The Meshech Chochmoh explains the difference in terms between these two verses as follows: Halacha required that all items used for the Mishkon and its vessels be created specifically for the sanctity of the Mishkon, etc. The dwellings people lived in also had sheets of material used as roof coverings. It is very likely that to connect the sheets of material, inexpensive copper hooks were also used, similar to those required for the upper Mishkon covering. Therefore the Torah stresses, "l'chaber es ho'ohel" in verse 18 to emphasize that the hooks used to join the sections of the Sanctuary covering had to be created specifically for that purpose. For the lower level of Mishkon covering which would be visible, the Torah required that the hooks be made of gold (verse 13). Since people would not use gold to make hooks for the roof covering of their own homes, it was therefore not necessary to mention "l'cha'ber es ho'ohel" in verse 13.
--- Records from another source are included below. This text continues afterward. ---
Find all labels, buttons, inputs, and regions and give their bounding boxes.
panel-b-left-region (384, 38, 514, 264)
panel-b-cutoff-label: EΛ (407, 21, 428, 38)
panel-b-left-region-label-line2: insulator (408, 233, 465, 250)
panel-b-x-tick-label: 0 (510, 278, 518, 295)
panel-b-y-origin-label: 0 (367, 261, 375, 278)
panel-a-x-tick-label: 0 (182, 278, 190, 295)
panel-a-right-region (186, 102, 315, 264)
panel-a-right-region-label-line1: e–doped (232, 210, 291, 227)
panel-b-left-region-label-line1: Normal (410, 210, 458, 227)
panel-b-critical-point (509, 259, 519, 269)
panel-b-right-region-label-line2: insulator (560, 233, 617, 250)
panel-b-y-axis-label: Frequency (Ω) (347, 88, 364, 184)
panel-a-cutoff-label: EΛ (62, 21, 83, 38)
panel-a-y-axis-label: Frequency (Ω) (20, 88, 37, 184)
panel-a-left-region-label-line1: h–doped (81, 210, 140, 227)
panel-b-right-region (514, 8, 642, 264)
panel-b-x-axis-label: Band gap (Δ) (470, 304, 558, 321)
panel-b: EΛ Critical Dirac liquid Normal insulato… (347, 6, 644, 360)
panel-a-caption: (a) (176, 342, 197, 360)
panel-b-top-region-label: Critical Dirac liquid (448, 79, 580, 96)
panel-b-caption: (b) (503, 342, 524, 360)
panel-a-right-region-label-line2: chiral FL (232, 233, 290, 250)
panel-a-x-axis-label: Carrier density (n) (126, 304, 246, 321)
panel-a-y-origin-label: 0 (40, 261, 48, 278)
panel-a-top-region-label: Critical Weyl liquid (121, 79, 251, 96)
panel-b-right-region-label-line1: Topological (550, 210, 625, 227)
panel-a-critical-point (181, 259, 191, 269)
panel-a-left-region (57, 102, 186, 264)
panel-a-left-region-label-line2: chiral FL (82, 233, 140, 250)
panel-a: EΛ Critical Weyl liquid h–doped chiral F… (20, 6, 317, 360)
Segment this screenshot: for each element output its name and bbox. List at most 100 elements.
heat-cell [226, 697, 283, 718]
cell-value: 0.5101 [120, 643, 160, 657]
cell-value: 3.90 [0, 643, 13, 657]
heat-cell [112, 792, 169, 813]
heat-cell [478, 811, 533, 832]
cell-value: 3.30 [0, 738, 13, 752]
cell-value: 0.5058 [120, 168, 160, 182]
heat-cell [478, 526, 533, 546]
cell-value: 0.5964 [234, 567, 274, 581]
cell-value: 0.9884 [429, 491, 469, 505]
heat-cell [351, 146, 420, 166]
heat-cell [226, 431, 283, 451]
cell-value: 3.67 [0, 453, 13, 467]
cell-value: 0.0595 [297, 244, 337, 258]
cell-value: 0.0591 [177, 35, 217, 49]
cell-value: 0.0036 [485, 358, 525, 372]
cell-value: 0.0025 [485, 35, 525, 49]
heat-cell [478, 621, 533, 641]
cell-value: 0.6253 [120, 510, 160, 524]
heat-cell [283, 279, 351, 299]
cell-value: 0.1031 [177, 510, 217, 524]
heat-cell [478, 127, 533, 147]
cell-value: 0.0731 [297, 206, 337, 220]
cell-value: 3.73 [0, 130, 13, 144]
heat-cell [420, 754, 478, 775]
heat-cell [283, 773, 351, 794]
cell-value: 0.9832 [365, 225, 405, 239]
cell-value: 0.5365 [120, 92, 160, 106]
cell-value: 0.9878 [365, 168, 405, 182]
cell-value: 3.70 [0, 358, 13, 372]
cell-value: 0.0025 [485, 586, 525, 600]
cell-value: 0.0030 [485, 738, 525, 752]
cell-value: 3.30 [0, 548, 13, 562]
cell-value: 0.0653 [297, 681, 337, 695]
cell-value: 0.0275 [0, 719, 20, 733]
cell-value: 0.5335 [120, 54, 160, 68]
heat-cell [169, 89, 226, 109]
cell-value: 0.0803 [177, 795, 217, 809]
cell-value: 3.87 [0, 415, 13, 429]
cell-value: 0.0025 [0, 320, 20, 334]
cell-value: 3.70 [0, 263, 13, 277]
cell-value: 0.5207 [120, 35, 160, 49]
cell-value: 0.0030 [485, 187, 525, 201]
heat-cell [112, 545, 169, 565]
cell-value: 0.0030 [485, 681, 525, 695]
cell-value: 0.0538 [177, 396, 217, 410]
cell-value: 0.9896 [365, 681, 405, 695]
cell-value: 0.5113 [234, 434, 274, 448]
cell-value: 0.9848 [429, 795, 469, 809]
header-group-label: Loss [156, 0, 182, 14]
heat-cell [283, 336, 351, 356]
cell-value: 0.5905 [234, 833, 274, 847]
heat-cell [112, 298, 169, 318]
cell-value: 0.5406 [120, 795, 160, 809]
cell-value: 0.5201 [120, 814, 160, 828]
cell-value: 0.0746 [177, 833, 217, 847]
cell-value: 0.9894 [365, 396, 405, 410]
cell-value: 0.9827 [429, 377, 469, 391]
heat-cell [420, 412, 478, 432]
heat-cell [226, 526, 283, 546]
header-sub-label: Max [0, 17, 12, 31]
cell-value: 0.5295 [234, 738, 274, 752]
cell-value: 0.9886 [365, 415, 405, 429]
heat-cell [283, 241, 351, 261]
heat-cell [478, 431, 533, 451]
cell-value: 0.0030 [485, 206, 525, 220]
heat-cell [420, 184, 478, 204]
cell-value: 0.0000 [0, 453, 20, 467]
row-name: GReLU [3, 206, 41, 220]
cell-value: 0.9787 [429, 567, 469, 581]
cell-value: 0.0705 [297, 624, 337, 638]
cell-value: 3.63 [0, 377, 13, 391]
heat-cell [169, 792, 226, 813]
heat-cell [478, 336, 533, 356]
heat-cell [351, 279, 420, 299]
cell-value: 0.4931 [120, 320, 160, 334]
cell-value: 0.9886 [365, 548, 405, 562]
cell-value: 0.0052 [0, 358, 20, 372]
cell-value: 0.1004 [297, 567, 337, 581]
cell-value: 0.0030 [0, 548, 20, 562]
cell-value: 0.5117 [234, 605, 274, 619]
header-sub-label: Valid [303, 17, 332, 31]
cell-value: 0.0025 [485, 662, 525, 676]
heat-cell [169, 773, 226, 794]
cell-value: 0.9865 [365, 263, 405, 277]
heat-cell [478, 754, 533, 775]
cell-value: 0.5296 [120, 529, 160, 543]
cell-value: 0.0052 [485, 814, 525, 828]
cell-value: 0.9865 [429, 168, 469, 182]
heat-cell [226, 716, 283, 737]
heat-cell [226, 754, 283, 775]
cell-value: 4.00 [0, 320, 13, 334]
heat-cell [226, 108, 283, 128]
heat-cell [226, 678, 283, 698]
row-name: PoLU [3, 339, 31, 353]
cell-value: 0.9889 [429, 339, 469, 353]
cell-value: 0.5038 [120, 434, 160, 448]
Ch. 38, v. 21: "Asher pukad al pi Moshe" - The M.R. 51:6 asks, "Why did Moshe find it necessary to give an accounting of the materials donated for the building of the Mishkon?" The medrash answers that Moshe heard the scoffers say that he misappropriated the funds, so he responded by giving a detailed calculation. It seems that the reason the medrash calls them scoffers, "leitzonim," is that since the bnei Yisroel merited to see the "shechinoh," Hashem's Holy Spirit, rest in the Mishkon, it is obvious that all donations were properly used, otherwise the "shechinoh" would not rest upon the Mishkon.

Rabbi Zalman Sorotzkin in Oznayim laTorah points out that we find no questions raised about the use of gold, a most precious commodity, when it was donated for the golden calf, and yet here questions were raised even regarding the use of copper. He says that history repeats itself and when people donate monies, even large sums, for modern "golden calves" there are no requests for an accounting of the use of donated funds, and when even a small donation is given for a Torah-true pursuit an accounting is often requested. However, he actually finds merit in this. The Rambam in hilchos "gerushin" 2:20 says that the internal wish of every ben Yisroel is to comply with Hashem's Torah, just sometimes a "bit" of prodding is needed to translate this inner emotion into practical action. When a person donates to a non-Torah-true activity his inner feelings don't bother him if the donation was not properly used as he has not fulfilled a mitzvoh with his donation.

However, when he donates to a Torah-true pursuit his conscience bothers him if the money is not used appropriately, as he is concerned to have it used to its maximum for mitzvos. He therefore asks for an accounting.

Ch. 40, v. 10: "Mizbach ho'oloh" - We find this same term in Shmos 31:9, 35:16, and 38:1. Some commentators say that it is called "mizbach ho'oloh" because the "oloh" sacrifice is the most common one to be processed on it. Others say that the title "mizbach ho'oloh" is used, not because the "oloh" sacrifice is offered on it, but because this altar is so tall that it requires the Kohanim to ASCEND upon it, hence "mizbach ho'oloh" means "altar of ascent."

Ch. 40, v. 10: "V'hoyoh hamizbei'ach kodesh kodoshim" - The Ramban asks why the altar is called "holy of holies" since it does not stand in the Holy of Holies (see 26:33), but rather in the courtyard. He answers that since some of the sacrifices processed on this exterior altar have the status of "kodo'shei kodoshim" the appellation carries over to this altar. Alternatively, he offers that it received this title because the altar sanctifies all that comes into contact with it, and this power gives it this title, as we find "V'hoyoh hamizbei'ach 'kodesh kodoshim' kol hano'gei'a bamizbei'ach yikdosh" (Shmos 29:37).

Perhaps another explanation can be offered. We find that Kohanim are called "kodesh kodoshim" in Divrei Ha'yomim 1:23:13, "Va'yibo'deil Aharon l'hakdisho KODESH KODOSHIM hu uvonov ad olom." Perhaps because the Kohanim who are "kodesh kodoshim" ascend upon the outer altar it is called "kodesh kodoshim," just as some commentators say that it is called "mizbach ho'oloh" because the "oloh" sacrifice is the most common one to be processed on it, as mentioned earlier in this verse.